Each day at the Office of Readings the Church offers us its ancient guidance. Today following a reading from the Letter to the Hebrews speaking of the priesthood of Christ and His creation of a New Covenant, we were offered the words of St. Gregory of Nazianzen, 4th century bishop of Constantinople and great theologian. It was an excerpt from a homily about the sharing of the faithful in the approaching Passover of Holy Week. He wrote:
We must now pass through the first veil and approach the second,
turning our eyes toward the Holy of Holies...
We must sacrifice ourselves to God, each day and in everything
we do, accept all that happens for the sake of the Word,
imitating his passion by our sufferings, and honoring the blood
by shedding our own.
We must be ready to be crucified....
Worship him who is hung on the cross because of you,
even if you are hanging there yourself.
Gregory speaks to his flock and to us today of the realities of the human condition, the realities Jesus entered and shared with us by his Incarnation, participation in our humble humanity. And Gregory says unite it all with him on the cross. He acknowledges the certainty of our human suffering and then invites us to exalt it in union with Jesus hanging on the cross. There is no denial of our suffering, but only the suggestion to exalt it.
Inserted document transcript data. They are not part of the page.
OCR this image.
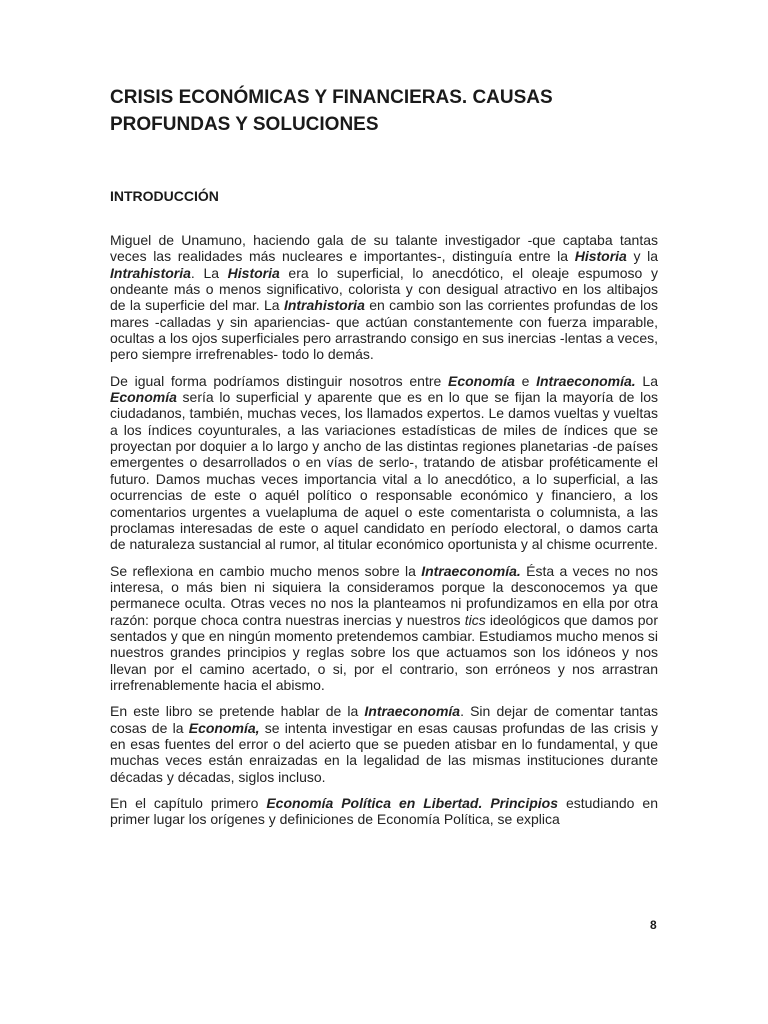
CRISIS ECONÓMICAS Y FINANCIERAS. CAUSAS PROFUNDAS Y SOLUCIONES
INTRODUCCIÓN

Miguel de Unamuno, haciendo gala de su talante investigador -que captaba tantas veces las realidades más nucleares e importantes-, distinguía entre la Historia y la Intrahistoria. La Historia era lo superficial, lo anecdótico, el oleaje espumoso y ondeante más o menos significativo, colorista y con desigual atractivo en los altibajos de la superficie del mar. La Intrahistoria en cambio son las corrientes profundas de los mares -calladas y sin apariencias- que actúan constantemente con fuerza imparable, ocultas a los ojos superficiales pero arrastrando consigo en sus inercias -lentas a veces, pero siempre irrefrenables- todo lo demás.

De igual forma podríamos distinguir nosotros entre Economía e Intraeconomía. La Economía sería lo superficial y aparente que es en lo que se fijan la mayoría de los ciudadanos, también, muchas veces, los llamados expertos. Le damos vueltas y vueltas a los índices coyunturales, a las variaciones estadísticas de miles de índices que se proyectan por doquier a lo largo y ancho de las distintas regiones planetarias -de países emergentes o desarrollados o en vías de serlo-, tratando de atisbar proféticamente el futuro. Damos muchas veces importancia vital a lo anecdótico, a lo superficial, a las ocurrencias de este o aquél político o responsable económico y financiero, a los comentarios urgentes a vuelapluma de aquel o este comentarista o columnista, a las proclamas interesadas de este o aquel candidato en período electoral, o damos carta de naturaleza sustancial al rumor, al titular económico oportunista y al chisme ocurrente.

Se reflexiona en cambio mucho menos sobre la Intraeconomía. Ésta a veces no nos interesa, o más bien ni siquiera la consideramos porque la desconocemos ya que permanece oculta. Otras veces no nos la planteamos ni profundizamos en ella por otra razón: porque choca contra nuestras inercias y nuestros tics ideológicos que damos por sentados y que en ningún momento pretendemos cambiar. Estudiamos mucho menos si nuestros grandes principios y reglas sobre los que actuamos son los idóneos y nos llevan por el camino acertado, o si, por el contrario, son erróneos y nos arrastran irrefrenablemente hacia el abismo.

En este libro se pretende hablar de la Intraeconomía. Sin dejar de comentar tantas cosas de la Economía, se intenta investigar en esas causas profundas de las crisis y en esas fuentes del error o del acierto que se pueden atisbar en lo fundamental, y que muchas veces están enraizadas en la legalidad de las mismas instituciones durante décadas y décadas, siglos incluso.

En el capítulo primero Economía Política en Libertad. Principios estudiando en primer lugar los orígenes y definiciones de Economía Política, se explica

8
The photo above - The Cross and the Laundry - speaks to me of the human condition of suffering and Jesus' union with all of it on the cross. His suffering and that of all humanity are one. It is easy today to think of human suffering in terms of the victims of yesterday's massacre in Binghamton, New York, the suffering of their families and the demented torture of the man who wrecked such havoc on the innocent. It is easy to think of the suffering of the people of Zimbabwe without food, clothing, medicine, and schools. Surely there is great suffering in the violence in the Holy Land, Afghanistan, Iraq and Mexican drug wars. Truly these are great sufferings. But here is a pain, a suffering, a struggle, or an addiction in each of us. Jesus took on himself, and continues to take on, both the universal and particular sufferings. He is united with us in ours and St. Gregory invites us to respond from our own experience and unite it, in turn, with that of Jesus on the cross.
The bishop does not end there. He does not stop and remain at the cross.
If you are a Joseph of Arimathea, go to one who ordered
his crucifixion, and ask for Christ's body. Make your own
the expiation for the sins of the whole world.
If you are a Nicodemus, like the man who worshiped God by night,
bring spices and prepare Christ's body for burial.
If you are one of the Marys, or Salome, or Joanna,
weep in the early morning. Be the first to see the stone rolled back, and even the angels perhaps, and Jesus himself.